An aspiring pilgrim’s efforts to leave England for a return trip to the Holy Land seem to be cursed.
Geoffrey Mappestone’s fellow Jerosolimitanus Roger of Durham certainly thinks God has cursed their trip, especially when they’re shipwrecked not far from the site of the Battle of Hastings. They’re forced to protect a mixed group of survivors, including two women, Philippa and Edith, who may have murdered the husband they shared, the mysterious Juhel who probably pushed his friend overboard, and the most dangerous of the group, Magnus, a Saxon who claims to be the true king of England. They ultimately seek shelter at a monastery after being chased through swamps by the pirates whose ship they were traveling on.
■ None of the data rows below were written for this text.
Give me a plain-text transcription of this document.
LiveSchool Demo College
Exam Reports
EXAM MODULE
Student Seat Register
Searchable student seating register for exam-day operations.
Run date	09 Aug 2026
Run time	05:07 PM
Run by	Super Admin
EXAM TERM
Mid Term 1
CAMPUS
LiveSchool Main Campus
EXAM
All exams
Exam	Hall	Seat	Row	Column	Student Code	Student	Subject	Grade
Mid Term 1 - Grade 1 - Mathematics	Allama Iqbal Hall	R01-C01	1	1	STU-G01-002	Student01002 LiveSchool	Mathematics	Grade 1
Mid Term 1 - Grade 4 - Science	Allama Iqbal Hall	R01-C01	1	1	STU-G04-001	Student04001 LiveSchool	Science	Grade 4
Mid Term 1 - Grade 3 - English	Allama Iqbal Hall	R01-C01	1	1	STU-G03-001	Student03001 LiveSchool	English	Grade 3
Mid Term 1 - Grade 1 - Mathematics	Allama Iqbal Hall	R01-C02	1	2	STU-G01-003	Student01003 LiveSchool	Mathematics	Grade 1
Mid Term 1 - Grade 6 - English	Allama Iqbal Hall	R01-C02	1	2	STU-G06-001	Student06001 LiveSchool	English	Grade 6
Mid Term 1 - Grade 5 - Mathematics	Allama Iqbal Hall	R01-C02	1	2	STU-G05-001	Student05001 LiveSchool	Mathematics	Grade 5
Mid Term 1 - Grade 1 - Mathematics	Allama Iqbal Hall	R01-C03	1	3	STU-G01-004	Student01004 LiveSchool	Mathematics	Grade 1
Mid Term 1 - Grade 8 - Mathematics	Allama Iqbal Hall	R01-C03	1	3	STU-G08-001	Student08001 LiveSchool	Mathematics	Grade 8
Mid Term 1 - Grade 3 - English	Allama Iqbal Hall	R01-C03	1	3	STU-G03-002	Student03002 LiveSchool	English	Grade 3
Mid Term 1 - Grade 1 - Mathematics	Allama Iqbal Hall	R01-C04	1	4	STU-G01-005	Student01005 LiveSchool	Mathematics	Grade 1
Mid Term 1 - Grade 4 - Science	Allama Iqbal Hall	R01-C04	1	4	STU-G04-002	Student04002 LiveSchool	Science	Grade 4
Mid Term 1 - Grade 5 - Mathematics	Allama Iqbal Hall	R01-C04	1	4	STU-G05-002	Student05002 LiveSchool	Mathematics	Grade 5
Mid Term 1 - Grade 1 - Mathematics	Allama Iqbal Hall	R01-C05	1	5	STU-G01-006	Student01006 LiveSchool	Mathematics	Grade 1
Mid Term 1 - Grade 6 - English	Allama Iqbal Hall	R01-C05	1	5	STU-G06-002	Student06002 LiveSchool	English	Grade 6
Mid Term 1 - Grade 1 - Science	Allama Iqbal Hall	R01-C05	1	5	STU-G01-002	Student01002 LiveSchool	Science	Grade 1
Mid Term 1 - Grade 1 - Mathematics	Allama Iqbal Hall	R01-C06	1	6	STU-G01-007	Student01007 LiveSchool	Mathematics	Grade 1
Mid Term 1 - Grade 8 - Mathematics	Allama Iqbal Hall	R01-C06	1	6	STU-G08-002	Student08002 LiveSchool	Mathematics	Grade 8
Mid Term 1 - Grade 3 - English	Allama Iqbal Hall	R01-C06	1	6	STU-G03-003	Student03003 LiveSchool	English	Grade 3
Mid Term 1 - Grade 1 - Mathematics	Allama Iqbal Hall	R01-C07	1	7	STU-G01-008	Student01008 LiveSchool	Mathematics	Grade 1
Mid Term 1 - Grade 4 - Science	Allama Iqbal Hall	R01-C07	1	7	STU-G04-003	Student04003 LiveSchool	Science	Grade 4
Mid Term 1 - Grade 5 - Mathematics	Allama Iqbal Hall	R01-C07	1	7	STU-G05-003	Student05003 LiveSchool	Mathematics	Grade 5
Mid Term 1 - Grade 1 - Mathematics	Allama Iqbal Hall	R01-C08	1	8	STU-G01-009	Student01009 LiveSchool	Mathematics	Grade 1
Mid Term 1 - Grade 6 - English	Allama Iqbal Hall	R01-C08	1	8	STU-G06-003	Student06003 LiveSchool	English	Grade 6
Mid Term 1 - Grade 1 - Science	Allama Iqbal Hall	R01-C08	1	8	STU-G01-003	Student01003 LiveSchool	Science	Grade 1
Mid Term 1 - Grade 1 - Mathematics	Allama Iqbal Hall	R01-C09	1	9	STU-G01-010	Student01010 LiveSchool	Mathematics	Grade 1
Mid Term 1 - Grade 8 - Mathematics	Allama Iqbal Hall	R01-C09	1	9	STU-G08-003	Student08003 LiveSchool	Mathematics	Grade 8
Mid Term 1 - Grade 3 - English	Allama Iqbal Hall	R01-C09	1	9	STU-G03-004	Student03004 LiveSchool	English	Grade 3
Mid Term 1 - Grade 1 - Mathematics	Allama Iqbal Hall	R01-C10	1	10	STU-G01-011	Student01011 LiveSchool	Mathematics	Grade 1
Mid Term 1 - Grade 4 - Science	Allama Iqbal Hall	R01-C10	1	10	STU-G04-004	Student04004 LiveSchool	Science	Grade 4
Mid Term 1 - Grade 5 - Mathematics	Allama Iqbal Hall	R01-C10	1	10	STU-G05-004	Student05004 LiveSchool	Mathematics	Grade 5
Roger has helped himself to some of their gold as restitution for the loss of his horse. The monastery is uneasily shared by Normans and Saxons, and it soon becomes apparent that Magnus and his half brother, another claimant to the throne, are planning to overthrow Norman rule. Geoffrey is poisoned, villagers are slaughtered and another murder occurs before Geoffrey, who is known for his sleuthing ability (Deadly Inheritance, 2010, etc.), can untangle the deadly plots and escape with his life.
The final score: one clever twist and a truly overwhelming richness of historical detail.